Do you know that feeling when you are holidays and walking down the street looking for a restaurant? You are not familiar with the area and the place is bussing with lots of people. There are plenty of choices, yet you don’t know which one to choose.
Some restaurants are busy, some half full and others empty. So, which one do you pick?
Each time I ask this question in training, most people tell me they would choose the busy one. When I ask why I get similar responses.
They assume it must be good if everyone else is going there. Sometimes they even say they are just drawn to it. So, what does this say about us as people, as buyers or even the human condition?
Psychologists describe this social phenomenon as social proof or even the herd mentality. We tend to look to other people when we are unsure of a situation. We assume they have the knowledge and inside track. So when lots of other people believe something is great, we assume they must be right and we follow.

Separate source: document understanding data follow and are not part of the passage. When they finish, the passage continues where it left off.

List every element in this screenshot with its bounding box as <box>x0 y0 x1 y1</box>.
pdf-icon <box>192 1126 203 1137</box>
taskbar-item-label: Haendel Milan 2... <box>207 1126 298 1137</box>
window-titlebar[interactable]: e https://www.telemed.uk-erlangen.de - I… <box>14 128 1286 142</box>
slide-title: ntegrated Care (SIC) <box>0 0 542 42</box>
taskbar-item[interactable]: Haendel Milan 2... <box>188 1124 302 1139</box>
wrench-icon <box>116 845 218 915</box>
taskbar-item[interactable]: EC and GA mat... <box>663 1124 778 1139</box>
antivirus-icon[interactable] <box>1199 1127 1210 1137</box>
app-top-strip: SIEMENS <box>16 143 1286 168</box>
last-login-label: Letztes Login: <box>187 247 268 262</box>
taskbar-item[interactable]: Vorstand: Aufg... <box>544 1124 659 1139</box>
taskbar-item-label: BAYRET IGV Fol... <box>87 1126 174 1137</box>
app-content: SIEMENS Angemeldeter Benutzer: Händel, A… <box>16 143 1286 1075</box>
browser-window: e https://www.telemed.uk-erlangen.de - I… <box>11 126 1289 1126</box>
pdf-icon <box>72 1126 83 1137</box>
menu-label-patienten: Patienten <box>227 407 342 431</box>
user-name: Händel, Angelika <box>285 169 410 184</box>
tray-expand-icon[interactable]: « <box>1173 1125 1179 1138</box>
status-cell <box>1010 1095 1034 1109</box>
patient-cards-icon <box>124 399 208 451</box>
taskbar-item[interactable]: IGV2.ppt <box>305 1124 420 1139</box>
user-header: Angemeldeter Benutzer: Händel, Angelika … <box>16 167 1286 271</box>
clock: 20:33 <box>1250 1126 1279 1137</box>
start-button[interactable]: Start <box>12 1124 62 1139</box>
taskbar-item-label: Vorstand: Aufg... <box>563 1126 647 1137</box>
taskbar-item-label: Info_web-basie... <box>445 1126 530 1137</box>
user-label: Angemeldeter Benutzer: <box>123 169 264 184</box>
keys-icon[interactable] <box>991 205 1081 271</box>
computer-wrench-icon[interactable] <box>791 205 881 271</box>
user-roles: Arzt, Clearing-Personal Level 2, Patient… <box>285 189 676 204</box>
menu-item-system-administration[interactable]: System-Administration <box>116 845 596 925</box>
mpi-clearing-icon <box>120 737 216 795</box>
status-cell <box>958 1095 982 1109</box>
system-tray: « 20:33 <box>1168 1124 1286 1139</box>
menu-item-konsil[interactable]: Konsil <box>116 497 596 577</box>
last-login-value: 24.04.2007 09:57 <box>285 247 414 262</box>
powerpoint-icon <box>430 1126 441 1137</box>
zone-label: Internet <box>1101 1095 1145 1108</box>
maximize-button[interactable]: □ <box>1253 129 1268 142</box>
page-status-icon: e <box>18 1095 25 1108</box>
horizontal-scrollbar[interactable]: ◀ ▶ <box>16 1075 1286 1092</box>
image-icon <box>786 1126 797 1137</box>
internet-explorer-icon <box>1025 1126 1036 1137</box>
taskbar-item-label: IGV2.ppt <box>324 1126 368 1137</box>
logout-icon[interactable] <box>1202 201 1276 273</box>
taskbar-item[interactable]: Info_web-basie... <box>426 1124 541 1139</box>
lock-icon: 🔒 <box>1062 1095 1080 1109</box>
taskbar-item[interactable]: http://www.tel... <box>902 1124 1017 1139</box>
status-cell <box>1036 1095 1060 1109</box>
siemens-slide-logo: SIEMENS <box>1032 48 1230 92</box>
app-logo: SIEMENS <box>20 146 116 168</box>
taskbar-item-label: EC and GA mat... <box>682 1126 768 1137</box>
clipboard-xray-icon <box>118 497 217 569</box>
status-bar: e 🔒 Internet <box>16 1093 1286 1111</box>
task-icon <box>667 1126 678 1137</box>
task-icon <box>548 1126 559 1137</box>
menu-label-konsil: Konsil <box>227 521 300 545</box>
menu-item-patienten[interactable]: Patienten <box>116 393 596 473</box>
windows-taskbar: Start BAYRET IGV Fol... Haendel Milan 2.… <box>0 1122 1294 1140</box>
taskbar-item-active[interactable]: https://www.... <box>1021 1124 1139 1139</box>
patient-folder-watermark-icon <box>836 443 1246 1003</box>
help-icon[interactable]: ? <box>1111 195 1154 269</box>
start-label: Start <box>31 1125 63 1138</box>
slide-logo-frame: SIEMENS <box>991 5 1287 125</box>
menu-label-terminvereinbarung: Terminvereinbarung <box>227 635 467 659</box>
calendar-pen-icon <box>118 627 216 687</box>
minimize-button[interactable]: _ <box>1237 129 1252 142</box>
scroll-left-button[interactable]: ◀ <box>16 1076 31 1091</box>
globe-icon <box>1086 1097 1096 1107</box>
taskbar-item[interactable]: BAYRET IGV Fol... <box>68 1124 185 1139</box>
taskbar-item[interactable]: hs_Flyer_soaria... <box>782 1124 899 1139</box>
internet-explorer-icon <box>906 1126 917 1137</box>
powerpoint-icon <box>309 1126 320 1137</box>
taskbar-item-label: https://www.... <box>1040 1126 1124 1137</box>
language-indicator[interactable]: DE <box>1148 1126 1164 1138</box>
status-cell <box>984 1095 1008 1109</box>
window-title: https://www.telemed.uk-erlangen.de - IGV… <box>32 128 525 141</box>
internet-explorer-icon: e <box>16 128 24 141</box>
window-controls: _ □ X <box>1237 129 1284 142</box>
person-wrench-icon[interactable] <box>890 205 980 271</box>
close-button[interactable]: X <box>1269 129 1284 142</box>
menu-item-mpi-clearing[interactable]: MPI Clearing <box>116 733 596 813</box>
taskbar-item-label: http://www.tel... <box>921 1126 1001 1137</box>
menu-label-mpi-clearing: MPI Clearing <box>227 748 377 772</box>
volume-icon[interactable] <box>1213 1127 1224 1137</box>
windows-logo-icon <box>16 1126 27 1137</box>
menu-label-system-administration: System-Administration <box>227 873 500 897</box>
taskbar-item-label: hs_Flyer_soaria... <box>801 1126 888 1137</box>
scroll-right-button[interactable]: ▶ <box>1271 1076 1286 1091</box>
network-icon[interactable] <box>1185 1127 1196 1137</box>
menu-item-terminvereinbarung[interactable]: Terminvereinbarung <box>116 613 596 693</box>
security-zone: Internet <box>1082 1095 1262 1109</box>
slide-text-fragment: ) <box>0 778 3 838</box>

We like to fit in, so we often do things because everyone else is doing it. The feeling is even stronger when we know the people or can relate to them. When we have these experiences, we are more likely to listen, influenced and drawn into the situation.
Clever sales people adapt the principle of creating the “busy restaurant syndrome” when selling their product or service. They don’t present a long list of features or benefits (which the customer probably isn’t interested in or will forget). Having previously identified what is important to the customer; they build a picture and tell a story about other user’s experience.
They talk about how they have helped the other company, the positive impact, results or experience gained by the other customer. They make it tangible with facts and talk in terms of benefits. To be effective they will instil mystery to entice interest, so the potential buyer will want to find out more.
We all know most people don’t like pushy salespeople either. So, the clever sales person who adopts this approach will naturally come across as a little more laid back, confident and less forceful. And from the customer’s perspective they will appear less desperate and more trustworthy.
Used correctly, “creating the busy restaurant syndrome” can be a very useful tool to influence and persuade customers in any sales presentation to the point of making the sale.
My advice is to keep the story short, relevant and honest - enough to entice interest and create a demand. Just like the busy restaurant when you assume it must be good and now you really want a table.